After Sunday, I am starting to be a believer in the Lucha Dragons. If they can add that pinpoint brutality to their non-gimmick matches – if they can make me believe that they really want to hurt the opposition to win and not just leap about in a spot-fest – then never mind Roman Reigns, we have a new rising star in Kalisto to look out for as well.

If they replicate the edge Sunday had. If.

I loved TLC and I love where the WWE went after it because Raw was hardly any less brutal. Reigns and Sheamus had another physical match, Owens brought the hell out of it on Ziggler and Ambrose and Stephanie slapped Roman a new face.

It felt fresh and it felt a little more edgy, and it could be because of the edge around the product right now, but it feels like a conscious decision to ramp it up a bit.

There’s one more bit of context to this and that’s the place WWE was in going into TLC.

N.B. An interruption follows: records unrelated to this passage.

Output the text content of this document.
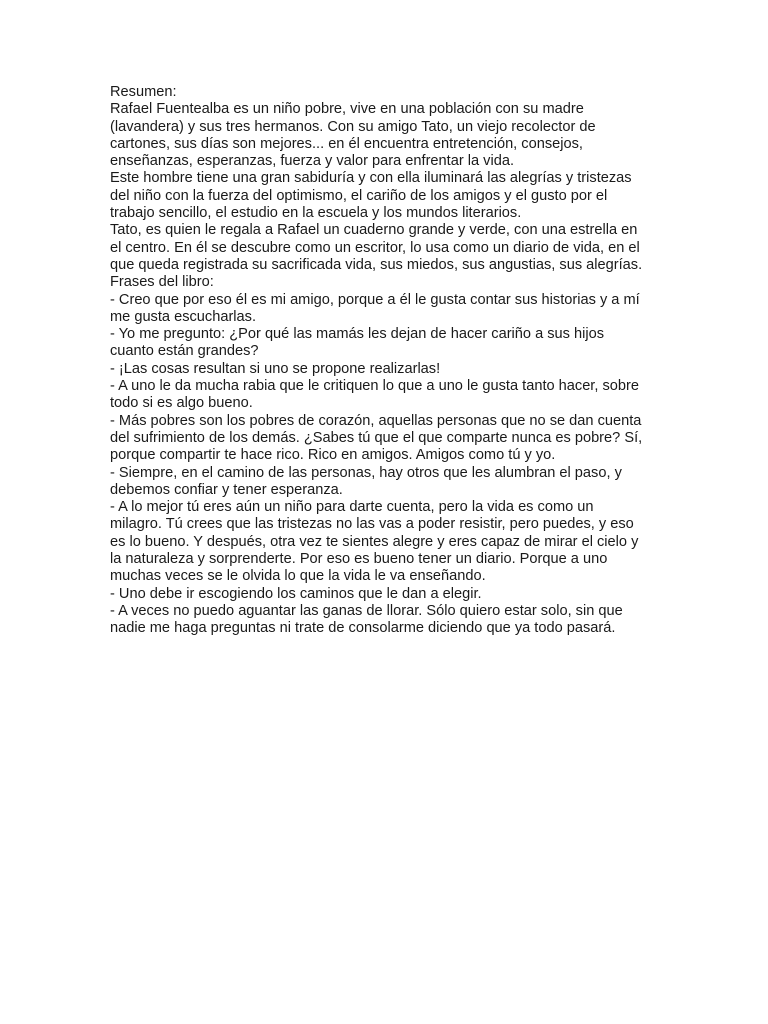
Resumen:
Rafael Fuentealba es un niño pobre, vive en una población con su madre
(lavandera) y sus tres hermanos. Con su amigo Tato, un viejo recolector de
cartones, sus días son mejores... en él encuentra entretención, consejos,
enseñanzas, esperanzas, fuerza y valor para enfrentar la vida.
Este hombre tiene una gran sabiduría y con ella iluminará las alegrías y tristezas
del niño con la fuerza del optimismo, el cariño de los amigos y el gusto por el
trabajo sencillo, el estudio en la escuela y los mundos literarios.
Tato, es quien le regala a Rafael un cuaderno grande y verde, con una estrella en
el centro. En él se descubre como un escritor, lo usa como un diario de vida, en el
que queda registrada su sacrificada vida, sus miedos, sus angustias, sus alegrías.
Frases del libro:
- Creo que por eso él es mi amigo, porque a él le gusta contar sus historias y a mí
me gusta escucharlas.
- Yo me pregunto: ¿Por qué las mamás les dejan de hacer cariño a sus hijos
cuanto están grandes?
- ¡Las cosas resultan si uno se propone realizarlas!
- A uno le da mucha rabia que le critiquen lo que a uno le gusta tanto hacer, sobre
todo si es algo bueno.
- Más pobres son los pobres de corazón, aquellas personas que no se dan cuenta
del sufrimiento de los demás. ¿Sabes tú que el que comparte nunca es pobre? Sí,
porque compartir te hace rico. Rico en amigos. Amigos como tú y yo.
- Siempre, en el camino de las personas, hay otros que les alumbran el paso, y
debemos confiar y tener esperanza.
- A lo mejor tú eres aún un niño para darte cuenta, pero la vida es como un
milagro. Tú crees que las tristezas no las vas a poder resistir, pero puedes, y eso
es lo bueno. Y después, otra vez te sientes alegre y eres capaz de mirar el cielo y
la naturaleza y sorprenderte. Por eso es bueno tener un diario. Porque a uno
muchas veces se le olvida lo que la vida le va enseñando.
- Uno debe ir escogiendo los caminos que le dan a elegir.
- A veces no puedo aguantar las ganas de llorar. Sólo quiero estar solo, sin que
nadie me haga preguntas ni trate de consolarme diciendo que ya todo pasará.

Look at WWE’s position with the crowd and its audience just before the PPV and what it had changed to just after Raw. This isn’t a small change – it’s almost seismic.

Maybe this is WWE coming out fighting and I really hope they are. I hope they take Kalisto with them while they do it because if they can work some extreme brutality into their lucha style rather than just high flying athleticism, they could be the most impactful tag team since the Hardyz. I think they’d get there quicker and better as a heel team, but we’ll see what happens with that.

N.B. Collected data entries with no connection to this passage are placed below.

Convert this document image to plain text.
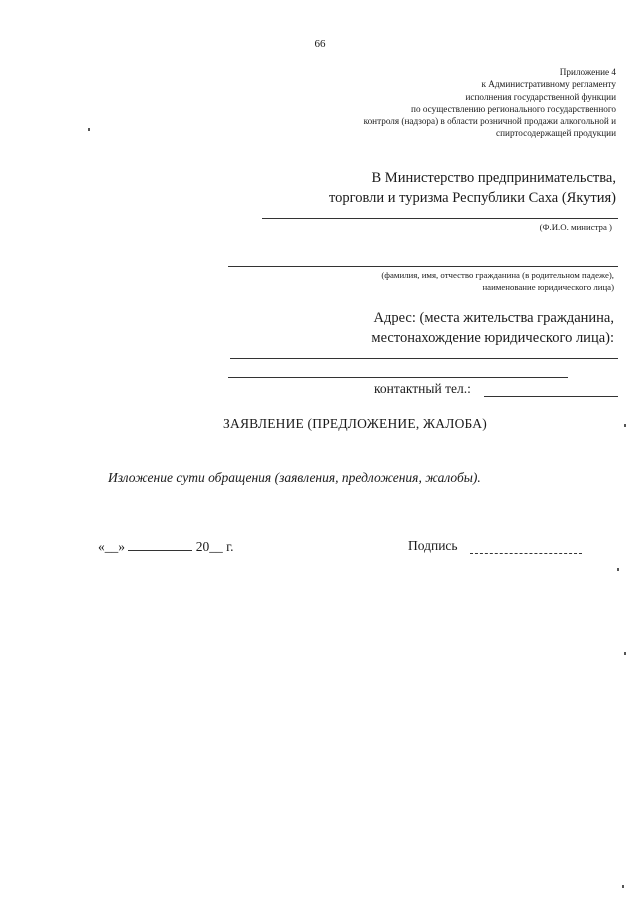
66
Приложение 4
к Административному регламенту
исполнения государственной функции
по осуществлению регионального государственного
контроля (надзора) в области розничной продажи алкогольной и
спиртосодержащей продукции
В Министерство предпринимательства,
торговли и туризма Республики Саха (Якутия)
(Ф.И.О. министра )
(фамилия, имя, отчество гражданина (в родительном падеже),
наименование юридического лица)
Адрес: (места жительства гражданина,
местонахождение юридического лица):
контактный тел.:
ЗАЯВЛЕНИЕ (ПРЕДЛОЖЕНИЕ, ЖАЛОБА)
Изложение сути обращения (заявления, предложения, жалобы).
«__»	20__ г.	Подпись
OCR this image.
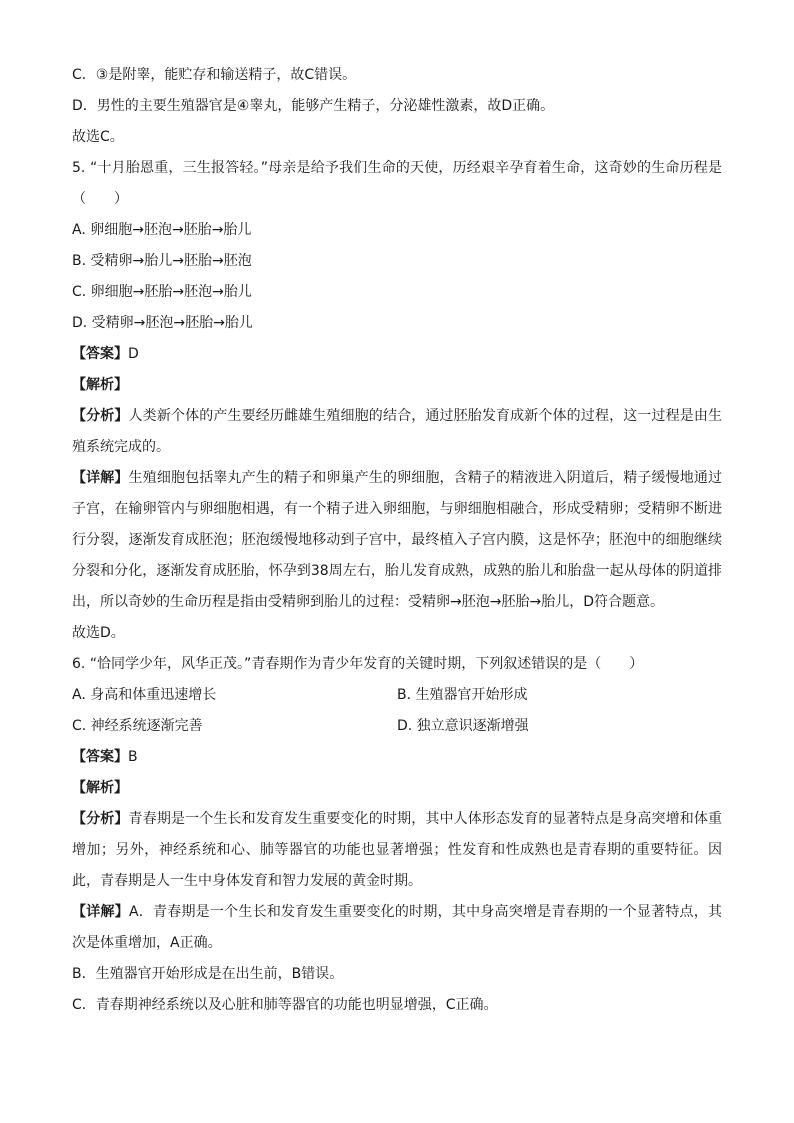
C．③是附睾，能贮存和输送精子，故C错误。
D．男性的主要生殖器官是④睾丸，能够产生精子，分泌雄性激素，故D正确。
故选C。
5. “十月胎恩重，三生报答轻。”母亲是给予我们生命的天使，历经艰辛孕育着生命，这奇妙的生命历程是（　　）
A. 卵细胞→胚泡→胚胎→胎儿
B. 受精卵→胎儿→胚胎→胚泡
C. 卵细胞→胚胎→胚泡→胎儿
D. 受精卵→胚泡→胚胎→胎儿
【答案】D
【解析】
【分析】人类新个体的产生要经历雌雄生殖细胞的结合，通过胚胎发育成新个体的过程，这一过程是由生殖系统完成的。
【详解】生殖细胞包括睾丸产生的精子和卵巢产生的卵细胞，含精子的精液进入阴道后，精子缓慢地通过子宫，在输卵管内与卵细胞相遇，有一个精子进入卵细胞，与卵细胞相融合，形成受精卵；受精卵不断进行分裂，逐渐发育成胚泡；胚泡缓慢地移动到子宫中，最终植入子宫内膜，这是怀孕；胚泡中的细胞继续分裂和分化，逐渐发育成胚胎，怀孕到38周左右，胎儿发育成熟，成熟的胎儿和胎盘一起从母体的阴道排出，所以奇妙的生命历程是指由受精卵到胎儿的过程：受精卵→胚泡→胚胎→胎儿，D符合题意。
故选D。
6. “恰同学少年，风华正茂。”青春期作为青少年发育的关键时期，下列叙述错误的是（　　）
A. 身高和体重迅速增长	B. 生殖器官开始形成
C. 神经系统逐渐完善	D. 独立意识逐渐增强
【答案】B
【解析】
【分析】青春期是一个生长和发育发生重要变化的时期，其中人体形态发育的显著特点是身高突增和体重增加；另外，神经系统和心、肺等器官的功能也显著增强；性发育和性成熟也是青春期的重要特征。因此，青春期是人一生中身体发育和智力发展的黄金时期。
【详解】A．青春期是一个生长和发育发生重要变化的时期，其中身高突增是青春期的一个显著特点，其次是体重增加，A正确。
B．生殖器官开始形成是在出生前，B错误。
C．青春期神经系统以及心脏和肺等器官的功能也明显增强，C正确。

Kalisto might well have stolen the show with that one move, but that move might also have unwittingly become the symbol of the WWE’s own sunrise and the Lucha Dragons are certainly walking out blinking into the light for me – if they play it right, this is their making as well as Roman’s.

As I said though, I’m wearing a particular set of glasses. Do you guys want to see the Lucha Dragons get more physical or are they fine as they are?